Interpretive Summary: Remote sensing is a key technology for precision agriculture because the actual progress of a crop can be monitored. However, low cost satellite data, such as from Landsat, may not have the spatial resolution (pixel size) required for monitoring of a field, have a long time period between acquisition and delivery, and may have significant cloud cover during the growing season. High spatial resolution airborne and satellite data have high costs, which may outweigh the benefits of the information. Radio controlled model aircraft have been used to acquire aerial photography by hobbyists, and may provide a low cost alternative platform for high spatial resolution imagery. A digital color camera was attached to a fixed-wing aircraft and used to obtain imagery over various fields at the Beltsville Agricultural Research Station. Automated processing of the imagery requires an index to account for differences in camera exposure, topography, and position of the sun. The Normalized Green Red Difference Index (NGRDI) was developed from the green and red bands of the digital camera. This index was linearly related to dry biomass at low amounts, and reached a maximum value when biomass was greater than 120 grams per square meter for soybean and corn. This index was not directly related to chlorophyll content of corn. There are many advantages of model aircraft platforms for precision agriculture, and digital imagery acquired from these platforms show within-field variability in crop growth making these technologies potentially useful for precision agriculture.
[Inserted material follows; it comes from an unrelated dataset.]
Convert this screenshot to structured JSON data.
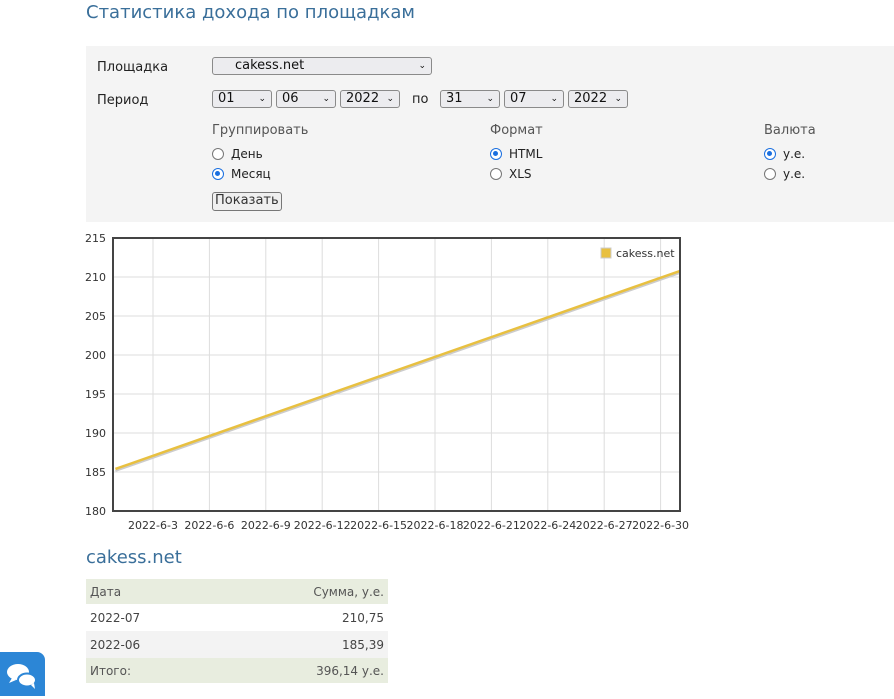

Technical Abstract: Remote sensing is a key technology for precision agriculture to assess actual crop conditions. Commercial, high-spatial resolution imagery from aircraft and satellites are expensive so the costs may outweigh the benefits of the information. Hobbyists have been acquiring aerial photography from radio-controlled model aircraft; we evaluated these imagery for use in estimating nutrient status of corn and crop biomass of corn, alfalfa, and soybeans. Based on requirements determined from previous work, we optimized an aerobatic model aircraft for acquiring pictures from a digital color camera. Colored tarpaulins were used to calibrate the images, and due to differences in exposure, there were large differences in digital number (DN) for the same reflectance. To account for differences in exposure, a normalized green-red difference index of (DN green - DN red)/(DN green + DN red) was related to crop biomass. For soybeans, alfalfa and corn, dry biomass from zero to 120 g m-2 was linearly correlated to the green-red index, but for biomass greater than 120 g m-2 in corn and soybean, the index did not increase further. In a fertilization experiment with corn, the green-red index did not show differences in nitrogen status, even though areas of low nitrogen status were clearly visible on late-season digital photographs. The SAIL (Scattering of Arbitrarily Inclined Leaves) canopy radiative transfer model verified that the normalized green-red difference index would distinguish between vegetation and soil at low leaf area index and that nitrogen status would not be detectable. There are many advantages of model aircraft platforms for precision agriculture, and aerial photography acquired from these platforms show within-field variability in crop growth. Automated analysis of within-field variability requires more work on sensors that can used with these platforms.